The Supreme Court, in a defeat for Virginia apple growers, yesterday ruled 8 to 0 that the government of Puerto Rico can sue the orchard owners for refusing to hire its workers.

Puerto Rico had sued the growers, arguing that they violated federal migrant-worker laws by hiring Jamaicans to pick apples when U.S. citizens--Puerto Rican laborers--were available for the jobs.

The growers said the Puerto Ricans, unlike the Jamaicans, were unsuited for the work, were weak, didn't work hard, and couldn't pick the normal 110 of the 40-pound bushels of apples a day. They also claimed there were so few Puerto Ricans involved in the lawsuit that the island government didn't have the right to sue and that the workers could file lawsuits on their own.

The Puerto Rican government claimed its workers were being discriminated against and that the refusal to hire the apple pickers would taint other Puerto Rican workers who would then have problems gaining employment on the mainland. The government said it had the right to sue as part of its responsibility to its citizens, 30 percent of whom are unemployed.

The decision opens the way for a lower court trial on Puerto Rico's claims.

"Just as we have long recognized that a state's interest in the health and well-being of its residents extends beyond mere physical interests to economic and commercial interests, we recognize a similar state interest in securing residents from the harmful effects of discrimination," the court said in an opinion written by Justice Byron R. White. "This court has had too much experience with the political, social and moral damage of discrimination not to recognize that a state has a substantial interest in assuring its residents that it will act to protect them from these evils."

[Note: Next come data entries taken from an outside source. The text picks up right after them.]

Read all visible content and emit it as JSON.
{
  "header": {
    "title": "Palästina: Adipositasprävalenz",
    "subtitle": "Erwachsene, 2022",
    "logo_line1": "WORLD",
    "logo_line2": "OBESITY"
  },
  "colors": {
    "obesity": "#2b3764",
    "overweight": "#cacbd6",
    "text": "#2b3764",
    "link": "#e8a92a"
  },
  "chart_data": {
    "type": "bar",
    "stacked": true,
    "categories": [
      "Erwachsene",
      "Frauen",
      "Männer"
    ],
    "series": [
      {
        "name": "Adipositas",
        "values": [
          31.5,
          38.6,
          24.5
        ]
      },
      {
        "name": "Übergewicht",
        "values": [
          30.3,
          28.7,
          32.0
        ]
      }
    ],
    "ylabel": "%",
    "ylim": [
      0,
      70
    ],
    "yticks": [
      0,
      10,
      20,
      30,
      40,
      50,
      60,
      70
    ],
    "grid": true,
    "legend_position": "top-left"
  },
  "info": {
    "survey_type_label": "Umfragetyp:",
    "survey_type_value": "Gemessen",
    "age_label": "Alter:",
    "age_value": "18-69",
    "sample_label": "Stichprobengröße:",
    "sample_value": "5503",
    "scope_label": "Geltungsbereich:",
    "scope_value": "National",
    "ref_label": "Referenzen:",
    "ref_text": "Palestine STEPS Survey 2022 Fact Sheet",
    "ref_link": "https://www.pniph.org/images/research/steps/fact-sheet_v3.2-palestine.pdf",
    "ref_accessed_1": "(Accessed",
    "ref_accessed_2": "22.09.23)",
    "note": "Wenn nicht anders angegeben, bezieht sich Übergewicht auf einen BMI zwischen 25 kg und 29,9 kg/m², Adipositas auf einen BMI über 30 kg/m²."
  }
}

Justice Lewis F. Powell did not participate in the vote.

The apple growers' contention that only about 787 job opportunities in Virginia were involved, with little effect on the Puerto Rican economy, "is too narrow a view of the interests at stake here," the court said.

Under the Wagner-Peyser Act, growers looking for workers circulate job openings locally and if workers aren't available, a federal network is used to recruit through other agencies on the mainland and in U.S. territories.

The Immigration and Naturalization Act allows the hiring of temporary foreign workers only "if unemployed persons capable of performing such service or labor cannot be found in this country . . ."

Puerto Rico's suit, filed three years ago, was dismissed by the U.S. District Court for the Western District of Virginia, which ruled in favor of the growers. However, the 4th U.S. Circuit Court of Appeals overturned that decision, saying the Puerto Rican government had standing to sue because it is charged with developing the interest and welfare of its workers.

"The number of farm workers temporarily employed annually does not accurately measure the potential effect of the damaged recruitment efforts on all of Puerto Rico's citizens," the appeals court wrote.

The Supreme Court agreed. "Regardless of the possibly limited effect of the alleged financial loss at issue here, we agree with the court of appeals that deliberate efforts to stigmatize the labor force as inferior carry a universal sting," the court said.